Refactor a method (extract a helper, rename a parameter, change the internal sequence) and fifty tests break. The behaviour is unchanged. The output is identical. The user notices nothing. But the mocks noticed everything, because the mocks are not testing behaviour. They are testing how the code works, not what it does.
This is not a safety net. It is a constraint on improvement.
The Kill Shot
Four hundred unit tests. All green. The build pipeline glows a reassuring shade of emerald. The team deploys with the confidence that only a perfect test suite can provide.
The checkout is broken.
No test ran the actual flow. Every dependency was mocked. The database mock returned what you told it to return. The payment API mock succeeded because you told it to succeed. The email mock sent nothing to no one, exactly as instructed. Four hundred tests, each one a small theatre production in which every actor reads from the script you wrote, and the audience applauds because nobody forgot their lines.
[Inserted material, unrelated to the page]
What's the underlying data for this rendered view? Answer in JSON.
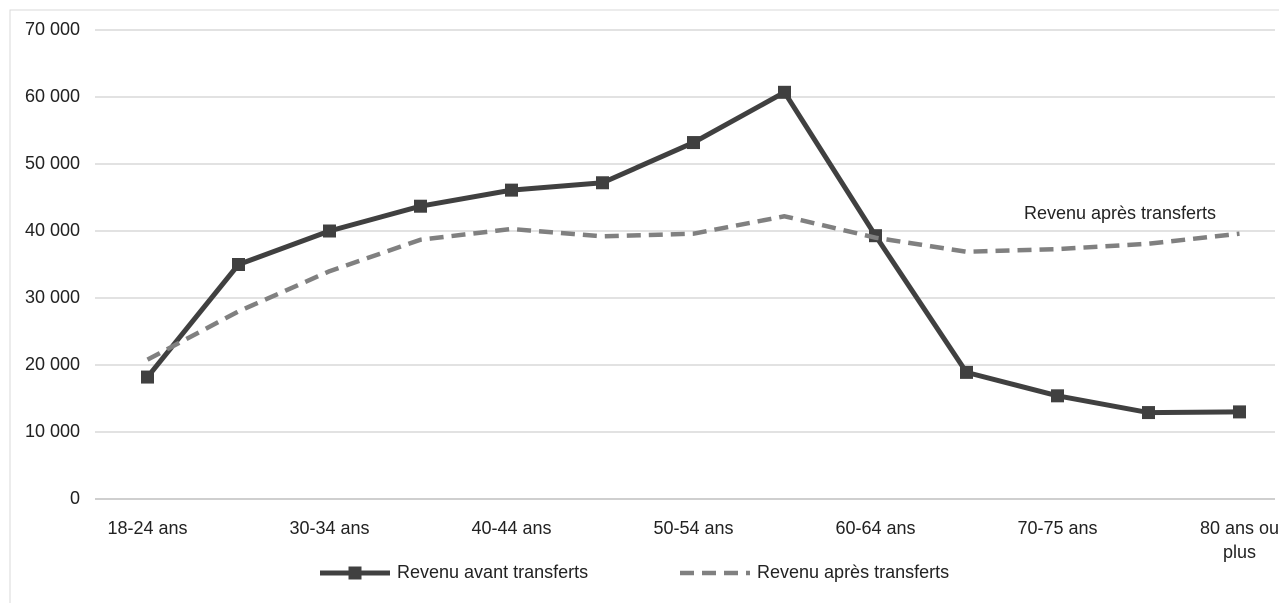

Meanwhile, on production, the curtain goes up and the stage is empty.
Four hundred green lights. Zero confidence. The mocks should have been the clue.
The Numbers Game
100% code coverage means every line was executed during testing. Not that every line works correctly. Not that the system functions. Not that a single user journey completes. Merely that the test runner visited every line, the way a tourist visits a cathedral: technically present, spiritually elsewhere.
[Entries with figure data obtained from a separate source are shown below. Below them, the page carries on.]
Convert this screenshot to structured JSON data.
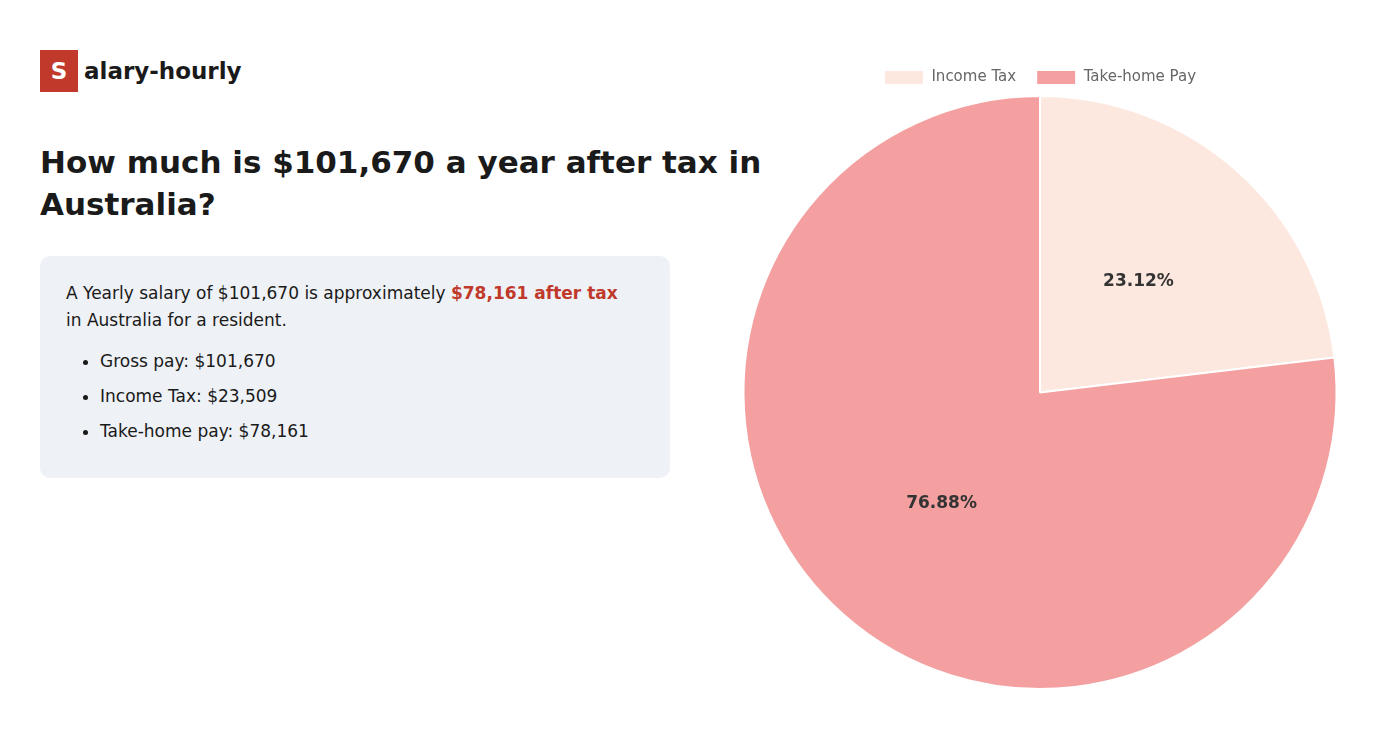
{
  "chart_data": {
    "type": "pie",
    "title": [
      "How much is $101,670 a year after tax in",
      "Australia?"
    ],
    "categories": [
      "Income Tax",
      "Take-home Pay"
    ],
    "values": [
      23.12,
      76.88
    ],
    "value_labels": [
      "23.12%",
      "76.88%"
    ],
    "colors": [
      "#fce8de",
      "#f4a0a0"
    ],
    "data_labels": true,
    "legend": "top",
    "annotations": [
      {
        "text": "S",
        "color": "#c0392b"
      },
      {
        "text": "alary-hourly"
      },
      {
        "text": "A Yearly salary of $101,670 is approximately "
      },
      {
        "text": "$78,161 after tax",
        "color": "#c0392b"
      },
      {
        "text": "in Australia for a resident."
      },
      {
        "text": "Gross pay: $101,670"
      },
      {
        "text": "Income Tax: $23,509"
      },
      {
        "text": "Take-home pay: $78,161"
      }
    ]
  }
}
The testing pyramid (many unit tests at the base, fewer integration tests in the middle, a handful of end-to-end tests at the top) was popularised by Google’s testing team. At Google, thousands of engineers share libraries that millions of projects depend upon. Unit testing those libraries is not merely sensible; it is essential. A broken utility function in a shared library cascades across the entire organisation.
You have a team of four building a shop.
The context is not the same. The pyramid was never meant to be a universal law. It was a strategy for a specific organisational structure at a specific scale. Copying the shape without the context is the defining pattern of this series.
The Timeline
The drift from Beck’s original intent to the industry’s interpretation is not a matter of opinion. It is a matter of record.
Twenty-one years from “test isolated logic” to “100% coverage as a key performance indicator.” The inventor said “test as little as possible.” The industry heard “test as much as possible” and built a compliance apparatus around the misunderstanding.
Kent Beck is the star witness against the dogmatisation of his own invention.
The Remedy
Unit tests are for units. Isolated logic. Pure computation. Functions where input determines output and nothing else intervenes. For these, unit tests remain the correct tool: fast, precise, and genuinely informative when they fail.
For everything else, the endpoints, the workflows, the chains of side effects that constitute actual application behaviour, integration tests. Fewer of them. Slower, yes. But they test what the user experiences, not what the mock framework expects.
Three lines. Real database. Real API. Real result. If it fails, the checkout is broken. If it passes, the checkout works. No theatre. No script. No audience applauding an empty stage.
Unit tests are for units. Integration tests are for systems. The mocks should have been the clue that you were testing the wrong thing at the wrong level.